The Fourth Board of Appeal of the EUIPO has partly annulled the Cancellation Division’s landmark decision to revoke McDonald’s BIG MAC trade mark in its entirety.
Following the acceptance of additional evidence, the Board found that McDonald’s had demonstrated that it had put the BIG MAC mark to genuine use for at least some goods and services protected by the mark including (crucially) meat sandwiches and restaurant services.
In 2017, as the latest step in an ongoing series of trade mark disputes between the two brands, the Irish fast food chain Supermacs filed a non-use revocation action against McDonald’s BIG MAC mark, which had first been registered in 1998, on the basis that the mark had not been put to genuine use for a continuous five-year period.
In response, as evidence of genuine use McDonald’s submitted five annexes including affidavits from employees in Germany, France and the UK affirming sales of Big Macs for the proceeding 5 years, as well as menus, packaging and promotional materials from its EU websites and a copy of the Big Mac Wikipedia page.
The Cancellation Division was critical of this evidence, finding that it was insufficient to establish the place, time, extent and nature of the use of the BIG MAC mark and consequently failed to demonstrate genuine use.

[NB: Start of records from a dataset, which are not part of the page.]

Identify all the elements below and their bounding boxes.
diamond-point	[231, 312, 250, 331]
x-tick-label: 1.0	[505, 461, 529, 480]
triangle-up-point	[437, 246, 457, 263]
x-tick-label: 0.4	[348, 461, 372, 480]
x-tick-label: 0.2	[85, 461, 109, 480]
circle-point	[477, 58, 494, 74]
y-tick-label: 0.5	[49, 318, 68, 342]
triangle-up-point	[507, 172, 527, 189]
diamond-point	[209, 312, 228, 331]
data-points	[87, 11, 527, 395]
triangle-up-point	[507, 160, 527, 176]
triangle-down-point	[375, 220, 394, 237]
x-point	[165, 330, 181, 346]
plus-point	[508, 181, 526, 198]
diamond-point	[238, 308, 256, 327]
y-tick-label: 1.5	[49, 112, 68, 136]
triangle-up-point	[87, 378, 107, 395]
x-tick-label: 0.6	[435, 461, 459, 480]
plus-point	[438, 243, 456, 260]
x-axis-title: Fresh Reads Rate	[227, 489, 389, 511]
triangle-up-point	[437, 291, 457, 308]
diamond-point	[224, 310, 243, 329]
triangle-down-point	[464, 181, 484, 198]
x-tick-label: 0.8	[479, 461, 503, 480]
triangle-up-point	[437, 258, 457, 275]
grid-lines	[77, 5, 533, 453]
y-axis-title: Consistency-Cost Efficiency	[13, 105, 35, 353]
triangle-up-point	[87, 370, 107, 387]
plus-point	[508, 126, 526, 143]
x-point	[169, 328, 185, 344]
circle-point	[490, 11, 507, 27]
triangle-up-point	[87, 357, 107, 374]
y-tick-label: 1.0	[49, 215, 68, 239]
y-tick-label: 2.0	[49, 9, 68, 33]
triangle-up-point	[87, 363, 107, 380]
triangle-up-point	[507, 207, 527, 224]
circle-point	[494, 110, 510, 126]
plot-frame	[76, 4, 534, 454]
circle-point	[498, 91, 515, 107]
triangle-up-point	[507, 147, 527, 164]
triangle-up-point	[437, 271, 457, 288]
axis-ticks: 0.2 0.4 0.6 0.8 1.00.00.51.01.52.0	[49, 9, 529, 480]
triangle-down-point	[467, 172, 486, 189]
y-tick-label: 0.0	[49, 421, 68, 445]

In particular, it gave less weight to the affidavit evidence than it would an independent source and determined that the packaging and promotional material printouts, in the absence of accompanying evidence of website traffic or consumer purchases, did not demonstrate genuine use. The Wikipedia page was considered unreliable on the basis that its contents can be edited by members of the public. As a result, the mark was revoked in its entirety.
McDonald’s filed an appeal in March 2019, submitting an additional 13 annexes of evidence of genuine use of BIG MAC, including consumer surveys, copies of receipts from cash registers, advertising material, affidavits confirming advertising costs, financial audit reports, and Google analytics data, among other evidence of marketing and direct sales.
The Board allowed the evidence, finding it admissible because it supplemented and built on the evidence submitted in the cancellation proceedings and could be relevant to the outcome of the action.
Following examination of the evidence in relation to each of the goods and services for which the mark was registered, the Board found that BIG MAC had been used by McDonald’s both to identify a specific meat sandwich (i.e. the Big Mac) as well as to promote McDonald’s as the food provider. An extensive amount of evidence demonstrated that the ʻBig Macʼ was an iconic flagship product intrinsically linked to McDonald’s for more than 40 years and that McDonald’s use of the mark was intended to distinguish its restaurant services from those of third parties.
However, McDonald’s additional evidence failed to demonstrate genuine use of BIG MAC for the other goods and services for which it had been registered, including coffee, milk, deserts, chocolate, pickles, and cheese among others (the last two being components of the Big Mac itself). The appeal was therefore only partially allowed, with the Cancellation Division’s original revocation standing for all goods and services other than, essentially, meat sandwiches and restaurant services.
It is important that rights holders keep their marks in use to avoid challenges to key brands like these and that they retain evidence of such use so that it can be readily deployed when needed. The decision also highlights the importance of a trade mark owner putting their best foot forward when defending a revocation action for non-use, making sure to file sufficient evidence of genuine use, both qualitatively and quantitatively, even for the most well-known and widely used marks. Although the EUIPO Appeal Board allowed McDonald’s to file additional evidence in support of its appeal, there was no guarantee that it would do so and other IPOs may take stricter approaches to supplementary evidence.